What Is The Difference Between A Snake And A Serpent

Snakes and serpents are often used interchangeably in daily conversations, but the truth is that there is a significant difference between the two. Although they belong to the same order, there are various physical and biological distinctions in terms of their body structure, behavior, and habitat. This article dives deep into what sets snakes and serpents apart, so you can identify them with clarity and understand their functions in the ecosystem.

Body Structure

The physical structure is one of the primary differences between snakes and serpents. Snakes are characterized by having relatively shorter and thicker bodies with a distinct head and a heavier mid-body section. They also have lower sensory organs, such as nostrils and eyes, to track their prey and sense their surroundings effectively. Most snakes are also venomous, which means they have long and sharp fangs that inject toxic venom to immobilize their victims instantly.

On the other hand, serpents have a slender and smoother body, which results from their efficient movement on land and in water. Unlike snakes, they have an elongated body that runs from the head to the tail without any significant differentiation.
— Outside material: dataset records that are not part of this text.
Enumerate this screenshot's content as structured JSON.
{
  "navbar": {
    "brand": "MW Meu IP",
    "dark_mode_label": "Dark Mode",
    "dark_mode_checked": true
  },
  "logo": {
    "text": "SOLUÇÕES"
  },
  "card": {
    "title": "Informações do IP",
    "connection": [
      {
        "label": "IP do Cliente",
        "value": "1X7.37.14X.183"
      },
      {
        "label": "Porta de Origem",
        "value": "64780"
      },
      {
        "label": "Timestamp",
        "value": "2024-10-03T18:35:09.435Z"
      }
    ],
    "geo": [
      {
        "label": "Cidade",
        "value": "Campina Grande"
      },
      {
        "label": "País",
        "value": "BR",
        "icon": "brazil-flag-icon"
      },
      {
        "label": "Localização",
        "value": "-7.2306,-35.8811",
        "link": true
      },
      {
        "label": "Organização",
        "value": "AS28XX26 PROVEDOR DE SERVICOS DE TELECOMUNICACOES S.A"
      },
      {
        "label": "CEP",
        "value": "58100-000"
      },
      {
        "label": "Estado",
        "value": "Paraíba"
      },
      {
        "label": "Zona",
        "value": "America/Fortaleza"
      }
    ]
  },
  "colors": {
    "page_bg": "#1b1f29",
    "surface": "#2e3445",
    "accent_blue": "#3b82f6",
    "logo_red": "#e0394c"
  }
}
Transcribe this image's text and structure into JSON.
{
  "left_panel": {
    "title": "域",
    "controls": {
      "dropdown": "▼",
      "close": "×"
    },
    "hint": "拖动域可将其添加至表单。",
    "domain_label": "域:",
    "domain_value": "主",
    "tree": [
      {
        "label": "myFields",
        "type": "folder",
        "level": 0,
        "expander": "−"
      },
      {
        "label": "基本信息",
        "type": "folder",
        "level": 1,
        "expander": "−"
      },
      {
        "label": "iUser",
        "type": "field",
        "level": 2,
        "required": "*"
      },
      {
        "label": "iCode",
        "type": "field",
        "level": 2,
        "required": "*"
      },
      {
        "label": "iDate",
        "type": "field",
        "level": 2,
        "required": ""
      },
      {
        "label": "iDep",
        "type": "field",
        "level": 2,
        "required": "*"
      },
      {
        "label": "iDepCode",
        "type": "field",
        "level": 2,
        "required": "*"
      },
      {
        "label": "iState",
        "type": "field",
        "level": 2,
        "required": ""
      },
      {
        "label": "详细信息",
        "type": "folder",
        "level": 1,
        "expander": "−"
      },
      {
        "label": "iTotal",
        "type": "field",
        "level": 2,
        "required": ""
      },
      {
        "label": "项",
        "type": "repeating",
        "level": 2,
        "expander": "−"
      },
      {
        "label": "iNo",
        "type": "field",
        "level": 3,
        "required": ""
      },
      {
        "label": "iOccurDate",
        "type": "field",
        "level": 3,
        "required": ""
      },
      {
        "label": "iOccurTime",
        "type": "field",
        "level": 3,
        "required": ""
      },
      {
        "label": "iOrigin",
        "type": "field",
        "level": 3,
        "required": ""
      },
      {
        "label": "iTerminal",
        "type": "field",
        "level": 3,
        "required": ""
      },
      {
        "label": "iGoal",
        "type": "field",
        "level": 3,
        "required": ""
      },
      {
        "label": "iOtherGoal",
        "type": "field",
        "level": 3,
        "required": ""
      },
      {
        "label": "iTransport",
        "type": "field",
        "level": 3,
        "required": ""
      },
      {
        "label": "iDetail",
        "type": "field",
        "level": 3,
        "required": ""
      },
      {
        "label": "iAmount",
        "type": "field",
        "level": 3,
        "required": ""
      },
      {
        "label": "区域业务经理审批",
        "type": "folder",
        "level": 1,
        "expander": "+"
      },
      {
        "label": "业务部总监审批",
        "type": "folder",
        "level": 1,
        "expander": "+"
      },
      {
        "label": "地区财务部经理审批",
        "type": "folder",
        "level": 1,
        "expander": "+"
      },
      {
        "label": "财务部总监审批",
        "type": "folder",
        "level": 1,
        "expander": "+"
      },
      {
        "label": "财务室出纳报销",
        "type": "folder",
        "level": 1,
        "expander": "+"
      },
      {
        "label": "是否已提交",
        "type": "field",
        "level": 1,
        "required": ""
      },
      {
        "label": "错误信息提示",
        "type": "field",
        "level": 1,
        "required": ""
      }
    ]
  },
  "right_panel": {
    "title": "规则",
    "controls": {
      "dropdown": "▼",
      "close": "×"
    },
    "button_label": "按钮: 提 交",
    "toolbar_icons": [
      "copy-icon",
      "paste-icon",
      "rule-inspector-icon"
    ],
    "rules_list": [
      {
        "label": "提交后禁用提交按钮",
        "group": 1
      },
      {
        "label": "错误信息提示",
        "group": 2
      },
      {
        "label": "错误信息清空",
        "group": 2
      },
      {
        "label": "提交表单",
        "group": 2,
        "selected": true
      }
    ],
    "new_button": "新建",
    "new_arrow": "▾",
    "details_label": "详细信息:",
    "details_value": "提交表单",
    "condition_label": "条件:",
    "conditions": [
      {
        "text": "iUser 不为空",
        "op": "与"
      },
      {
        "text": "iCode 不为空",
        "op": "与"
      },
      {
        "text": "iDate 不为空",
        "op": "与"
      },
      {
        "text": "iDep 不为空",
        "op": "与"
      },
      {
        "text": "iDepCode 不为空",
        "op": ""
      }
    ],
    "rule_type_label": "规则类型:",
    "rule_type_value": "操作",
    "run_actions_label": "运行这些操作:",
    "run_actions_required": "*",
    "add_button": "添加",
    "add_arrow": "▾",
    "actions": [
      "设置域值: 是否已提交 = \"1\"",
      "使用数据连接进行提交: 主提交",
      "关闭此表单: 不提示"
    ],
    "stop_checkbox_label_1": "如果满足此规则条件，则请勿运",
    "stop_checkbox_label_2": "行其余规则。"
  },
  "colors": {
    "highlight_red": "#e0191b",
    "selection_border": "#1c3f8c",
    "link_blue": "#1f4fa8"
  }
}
Serpents also have a distinctively articulated backbone, which allows them to coil and grip their prey tightly. They rely more on their keen sense of smell and vibrations to locate their food, rather than sight, which is limited in water.


Another critical distinction between snakes and serpents is their behavior. Snakes are more aggressive and territorial, often attacking anyone or anything that poses a threat to their territory or food source. They tend to strike their victims suddenly and abruptly to immobilize them, using venom that is lethal to even the most massive creatures. Some species of snakes, such as the Rattlesnake, use their distinctive rattling sound to warn off impending danger and defend their territory.

In contrast, serpents are known for their calm and non-aggressive behavior. They rarely attack unless provoked or cornered, and they usually try to escape or hide instead of confronting their predators. Serpents rely on various defensive mechanisms, such as camouflage, to blend in with their surroundings and remain hidden from any threat. They also tend to be more social, forming groups of congregate around certain areas such as water sources.


Snakes and serpents have different habitats that provide them with the perfect conditions to thrive. Snakes are more commonly found in warm and dry regions, where they can bask in the sun to regulate their body temperature. They prefer to live in dry areas such as deserts and grasslands, where food is plenty and water sources are scarce. However, some species of snakes, such as the water snake, thrive in aquatic environments, such as streams, ponds, and swamps.

Serpents are more diverse in their habitat, with some species preferring dry land and others thriving in aquatic environments. They can be found in various habitats, such as forests, grasslands, and wetlands. They tend to stick to loosely packed soil, where they can dig their burrows and hide during the day. Their aquatic counterparts live in shallow water bodies, such as rivers and lakes, where they can swim and prey on fish and other aquatic creatures.


In conclusion, while snakes and serpents may appear similar in their body structure, their behavior, and habitat differ significantly. Snakes have shorter and thicker bodies, are more aggressive, and are usually found in dry and warm regions. Serpents, on the other hand, have elongated and slender bodies, are non-aggressive, and can be found in a variety of habitats, including aquatic environments. By understanding these differences, you can gain a more comprehensive understanding of the fascinating world of reptiles and their functions in the ecosystem.

Keywords: snake, serpent, difference, body structure, behavior, habitat, physical distinctions, venomous, sense of smell, vibrations, basking, aquatic environments, dryland, ecosystem.